Oradan Gümülcine’ye geçtim, dağın güneyinde, Yunanistan tarafında. Gümülcüne’de de yolculuğun ikinci highlight’ı çarşı içindeki esnaf lokantaları. Burada ben, hatırlarsınız, Yunanistan’ın lokanta kültürünü kaç defa övdüm. Dünyanın hemen hiçbir yerinde görülmeyecek kadar sempatik, davetkar, her kasabada, her köyde mutlaka bulabileceğin, aman şuraya gidip oturayım mutlu olayım duygusuna kapılacağınız güzel lokantaları var Yunanistan’ın. Fakat mutfak kültürü hakkında aynı şeyi söylemeyeceğiz. Üç seneden beri özlediğim bir şeydi bu: Eski usul esnaf lokantası. Bilirsiniz, ufak dar kapıdan girilen, sekiz on masalık bir yerdir. Usta tezgahın başında altı yedi sekiz çeşit yemeğin başında durur. Şundan ver biraz dersin, kepçe ile doldurur. Almaya kalkarsan, yok siz oturun, oğlan getirir der. Oğlan hemen getirir. Masada bir sürahi su vardır, taze doğranmış ekmek vardır. O kültür.
Güzel bir şey o da. Bir kere çok ucuz, çok hızlı ve lezzetli yemek. Şahane işkembe çorbası içtim. Çeşit çeşit çorba vardı. Yunanistan’da duyulmuş bir şey değil çorba. Katiyen bilinmez. Yani herhangi bir şeyin çorbası yapılmıyor. Pilav üstü kuru fasulye, cızbız köfte, üstüne revani ve beş buçuk euro ödüyorsun hepsine, komple öğle yemeği. Bu da Yunanistan’ın diğer yerlerinde bulamayacağın bir saltanat.
Gümülcine etrafındaki köylerin tamamı Türk köyü. Şehrin kendisinde Türkler, çarşı içinde çoğunluktalar. Şehrin eski yerlilerinin zannediyorum %60-70 gibi bir kısmı Türk.
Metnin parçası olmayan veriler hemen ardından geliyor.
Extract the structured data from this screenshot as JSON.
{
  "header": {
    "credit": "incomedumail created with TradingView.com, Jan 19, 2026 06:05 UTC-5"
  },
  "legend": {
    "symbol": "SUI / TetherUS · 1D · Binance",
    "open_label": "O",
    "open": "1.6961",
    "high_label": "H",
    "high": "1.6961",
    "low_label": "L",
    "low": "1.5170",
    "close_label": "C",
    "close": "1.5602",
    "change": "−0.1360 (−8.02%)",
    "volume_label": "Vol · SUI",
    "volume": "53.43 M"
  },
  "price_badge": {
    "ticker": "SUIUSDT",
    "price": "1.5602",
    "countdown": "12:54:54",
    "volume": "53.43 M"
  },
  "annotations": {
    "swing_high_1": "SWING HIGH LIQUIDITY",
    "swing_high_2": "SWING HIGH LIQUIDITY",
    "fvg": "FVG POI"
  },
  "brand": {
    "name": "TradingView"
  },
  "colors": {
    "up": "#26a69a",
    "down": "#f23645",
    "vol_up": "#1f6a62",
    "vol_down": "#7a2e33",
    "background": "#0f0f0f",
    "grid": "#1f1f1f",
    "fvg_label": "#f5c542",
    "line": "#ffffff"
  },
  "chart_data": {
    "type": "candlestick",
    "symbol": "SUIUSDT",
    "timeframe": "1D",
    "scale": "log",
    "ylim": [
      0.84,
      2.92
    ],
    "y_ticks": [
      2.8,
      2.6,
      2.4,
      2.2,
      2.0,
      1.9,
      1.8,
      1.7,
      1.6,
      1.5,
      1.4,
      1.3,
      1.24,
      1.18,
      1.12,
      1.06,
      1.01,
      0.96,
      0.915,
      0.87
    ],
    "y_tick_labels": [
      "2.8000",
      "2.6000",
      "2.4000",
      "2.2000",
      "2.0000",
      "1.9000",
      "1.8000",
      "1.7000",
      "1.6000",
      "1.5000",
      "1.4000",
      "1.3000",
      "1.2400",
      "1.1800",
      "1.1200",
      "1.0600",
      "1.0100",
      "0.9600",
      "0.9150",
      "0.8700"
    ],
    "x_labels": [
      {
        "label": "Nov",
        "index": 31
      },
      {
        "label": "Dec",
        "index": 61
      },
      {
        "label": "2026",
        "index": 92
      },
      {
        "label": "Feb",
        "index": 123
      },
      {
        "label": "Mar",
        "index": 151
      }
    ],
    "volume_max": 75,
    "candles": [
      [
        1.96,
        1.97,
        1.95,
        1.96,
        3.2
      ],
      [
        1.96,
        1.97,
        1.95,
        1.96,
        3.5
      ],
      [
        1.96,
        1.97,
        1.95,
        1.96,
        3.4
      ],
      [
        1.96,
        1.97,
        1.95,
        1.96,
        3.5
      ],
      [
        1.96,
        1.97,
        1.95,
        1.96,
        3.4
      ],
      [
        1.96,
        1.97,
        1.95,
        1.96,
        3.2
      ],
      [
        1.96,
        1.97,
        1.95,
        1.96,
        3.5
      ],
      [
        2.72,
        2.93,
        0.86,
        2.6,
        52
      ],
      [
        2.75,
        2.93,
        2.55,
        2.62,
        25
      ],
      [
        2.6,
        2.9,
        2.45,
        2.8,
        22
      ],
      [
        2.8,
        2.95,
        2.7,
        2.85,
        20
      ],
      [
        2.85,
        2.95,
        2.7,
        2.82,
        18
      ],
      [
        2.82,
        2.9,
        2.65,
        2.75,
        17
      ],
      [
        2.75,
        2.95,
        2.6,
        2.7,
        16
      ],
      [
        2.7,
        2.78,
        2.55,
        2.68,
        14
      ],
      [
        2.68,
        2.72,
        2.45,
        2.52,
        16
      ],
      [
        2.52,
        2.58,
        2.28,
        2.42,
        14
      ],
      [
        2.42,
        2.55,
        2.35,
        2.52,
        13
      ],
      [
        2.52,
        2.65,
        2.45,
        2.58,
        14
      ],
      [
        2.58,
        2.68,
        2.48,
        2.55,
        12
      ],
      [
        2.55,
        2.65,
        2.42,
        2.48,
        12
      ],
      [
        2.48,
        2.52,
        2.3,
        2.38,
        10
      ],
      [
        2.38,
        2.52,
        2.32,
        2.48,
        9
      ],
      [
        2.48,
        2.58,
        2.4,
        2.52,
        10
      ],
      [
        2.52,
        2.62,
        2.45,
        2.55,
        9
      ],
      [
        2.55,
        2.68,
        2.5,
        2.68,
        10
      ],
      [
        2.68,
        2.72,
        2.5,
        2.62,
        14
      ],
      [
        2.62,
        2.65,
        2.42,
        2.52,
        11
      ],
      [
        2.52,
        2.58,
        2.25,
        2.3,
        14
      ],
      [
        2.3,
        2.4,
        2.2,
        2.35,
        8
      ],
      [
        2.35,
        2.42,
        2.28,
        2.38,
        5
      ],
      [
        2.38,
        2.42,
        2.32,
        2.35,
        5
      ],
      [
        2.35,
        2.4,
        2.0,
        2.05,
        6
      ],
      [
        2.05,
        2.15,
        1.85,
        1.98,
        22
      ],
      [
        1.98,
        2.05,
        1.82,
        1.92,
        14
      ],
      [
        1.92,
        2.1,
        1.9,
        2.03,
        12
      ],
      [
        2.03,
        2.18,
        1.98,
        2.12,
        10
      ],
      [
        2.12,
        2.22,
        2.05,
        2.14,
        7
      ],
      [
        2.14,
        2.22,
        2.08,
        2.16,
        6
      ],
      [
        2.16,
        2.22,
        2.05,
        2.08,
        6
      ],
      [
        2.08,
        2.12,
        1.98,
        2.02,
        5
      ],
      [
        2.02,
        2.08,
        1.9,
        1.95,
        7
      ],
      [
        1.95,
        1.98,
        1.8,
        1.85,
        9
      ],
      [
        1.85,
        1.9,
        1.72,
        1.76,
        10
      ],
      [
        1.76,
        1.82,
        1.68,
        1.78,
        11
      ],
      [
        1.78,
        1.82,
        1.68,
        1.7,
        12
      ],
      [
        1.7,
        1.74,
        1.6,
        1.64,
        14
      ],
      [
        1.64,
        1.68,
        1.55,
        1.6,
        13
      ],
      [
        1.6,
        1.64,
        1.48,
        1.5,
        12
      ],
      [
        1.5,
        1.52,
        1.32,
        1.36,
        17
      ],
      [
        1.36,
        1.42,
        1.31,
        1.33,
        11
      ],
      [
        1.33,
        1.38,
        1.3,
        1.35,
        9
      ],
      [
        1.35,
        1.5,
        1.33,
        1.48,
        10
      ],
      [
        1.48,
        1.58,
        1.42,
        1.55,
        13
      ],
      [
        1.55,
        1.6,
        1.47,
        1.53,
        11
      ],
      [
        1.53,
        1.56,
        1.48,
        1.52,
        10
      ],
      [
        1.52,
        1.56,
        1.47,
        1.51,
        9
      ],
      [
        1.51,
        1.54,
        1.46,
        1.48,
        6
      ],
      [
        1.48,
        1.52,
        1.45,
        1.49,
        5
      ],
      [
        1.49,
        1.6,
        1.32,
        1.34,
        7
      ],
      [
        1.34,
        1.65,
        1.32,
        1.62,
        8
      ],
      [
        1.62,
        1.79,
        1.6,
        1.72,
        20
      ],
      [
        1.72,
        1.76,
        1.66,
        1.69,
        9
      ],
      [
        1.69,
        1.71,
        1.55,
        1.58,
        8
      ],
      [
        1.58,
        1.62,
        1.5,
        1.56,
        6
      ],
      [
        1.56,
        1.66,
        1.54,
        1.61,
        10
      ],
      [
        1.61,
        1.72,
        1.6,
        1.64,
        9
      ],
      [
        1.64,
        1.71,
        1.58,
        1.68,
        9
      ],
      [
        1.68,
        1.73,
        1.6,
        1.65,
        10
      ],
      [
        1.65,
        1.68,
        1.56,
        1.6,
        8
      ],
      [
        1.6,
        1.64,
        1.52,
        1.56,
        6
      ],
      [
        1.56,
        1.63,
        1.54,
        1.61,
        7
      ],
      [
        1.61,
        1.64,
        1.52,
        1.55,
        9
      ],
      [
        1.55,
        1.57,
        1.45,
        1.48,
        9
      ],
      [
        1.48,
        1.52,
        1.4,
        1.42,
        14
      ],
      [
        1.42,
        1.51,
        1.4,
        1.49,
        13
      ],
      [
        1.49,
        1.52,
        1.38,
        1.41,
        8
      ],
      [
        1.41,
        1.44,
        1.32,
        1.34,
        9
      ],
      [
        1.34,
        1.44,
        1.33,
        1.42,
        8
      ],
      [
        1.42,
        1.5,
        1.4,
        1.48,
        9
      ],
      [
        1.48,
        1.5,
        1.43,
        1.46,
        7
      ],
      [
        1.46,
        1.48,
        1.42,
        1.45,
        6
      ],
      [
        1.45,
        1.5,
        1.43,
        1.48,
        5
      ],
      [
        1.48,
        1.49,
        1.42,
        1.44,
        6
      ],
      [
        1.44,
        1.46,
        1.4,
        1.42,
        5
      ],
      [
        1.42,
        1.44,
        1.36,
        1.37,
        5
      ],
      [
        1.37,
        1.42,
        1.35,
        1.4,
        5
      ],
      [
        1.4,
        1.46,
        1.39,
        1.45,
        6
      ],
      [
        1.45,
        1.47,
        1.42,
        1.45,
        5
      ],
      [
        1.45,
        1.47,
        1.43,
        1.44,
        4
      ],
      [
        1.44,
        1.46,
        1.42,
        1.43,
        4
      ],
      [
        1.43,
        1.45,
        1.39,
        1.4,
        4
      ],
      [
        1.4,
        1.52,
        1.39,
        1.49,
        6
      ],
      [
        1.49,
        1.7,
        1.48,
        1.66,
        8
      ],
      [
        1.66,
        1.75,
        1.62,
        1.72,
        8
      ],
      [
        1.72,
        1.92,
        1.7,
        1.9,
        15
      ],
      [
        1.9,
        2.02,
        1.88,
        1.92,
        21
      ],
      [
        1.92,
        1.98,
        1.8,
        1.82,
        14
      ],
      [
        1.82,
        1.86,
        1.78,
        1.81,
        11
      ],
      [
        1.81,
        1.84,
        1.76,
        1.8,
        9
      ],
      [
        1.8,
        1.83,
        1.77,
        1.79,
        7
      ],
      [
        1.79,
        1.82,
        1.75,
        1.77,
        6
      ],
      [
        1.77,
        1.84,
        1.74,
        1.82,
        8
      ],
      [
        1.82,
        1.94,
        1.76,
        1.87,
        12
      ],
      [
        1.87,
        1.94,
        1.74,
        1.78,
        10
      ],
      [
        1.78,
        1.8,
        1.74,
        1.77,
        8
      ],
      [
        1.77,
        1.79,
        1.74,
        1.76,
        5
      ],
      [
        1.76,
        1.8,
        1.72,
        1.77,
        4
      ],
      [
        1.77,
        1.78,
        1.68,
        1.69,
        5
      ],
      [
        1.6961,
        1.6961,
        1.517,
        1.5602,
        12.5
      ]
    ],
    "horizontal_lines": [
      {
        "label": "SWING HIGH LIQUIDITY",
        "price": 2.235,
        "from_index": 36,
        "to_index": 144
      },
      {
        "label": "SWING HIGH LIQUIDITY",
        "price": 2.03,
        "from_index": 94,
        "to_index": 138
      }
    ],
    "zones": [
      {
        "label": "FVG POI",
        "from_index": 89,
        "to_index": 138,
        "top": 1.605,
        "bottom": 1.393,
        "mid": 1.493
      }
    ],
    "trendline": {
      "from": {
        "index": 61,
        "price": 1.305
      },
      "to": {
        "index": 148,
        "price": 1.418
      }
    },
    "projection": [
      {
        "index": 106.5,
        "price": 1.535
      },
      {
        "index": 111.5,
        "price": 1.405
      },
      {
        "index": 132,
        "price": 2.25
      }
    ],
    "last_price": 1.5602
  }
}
Fakat modernizasyonla birlikte, yahut kolonizasyon mu diyelim, şehir bu niteliğini kaybediyor.
Yakında Ksanthi şehri var, Türkçesi İskeçe. Oraya en son 45 yıl önce uğramıştım. İskeçe çok büyük ölçüde dönüşümünü tamamlamış. Hala bir miktar Türk nüfusu var ama bir Yunan şehri haline gelmiş. Gümülcine ise, nasıl anlatsam, Batı Türkiye’nin tam bozulmamış kasabaları vardır. Mudurnu, Göynük, İznik’in çevresindeki kasabalar, Bursa’nın Balıkesir’in kazaları, onların böyle bir tadı vardır. Bir çarşı caddesi vardır, bizim yaşıtımız olan insanlar kahvede oturup çay içerler ve dedikodu yaparlar. O atmosferi özlemişim sanıyorum. Yine merkezde çarşının merkezinde cami, ondan iki sokak ötede Ermeni Kilisesi, o da ambiyansın bir parçasıdır, olması gerekir.
Otobiyografik not: Bu gezi kişisel yolculuğumda bir dönüm noktasıydı. Covid rezaleti Batı dünyasına olan inancımı epey sarsmıştı. Rodoplar ve Gümülcine, Yunanistan’a olan sempatimde bir kırılmaya yol açtı. Başka ufuklara yol alma vaktinin geldiğini hissettim.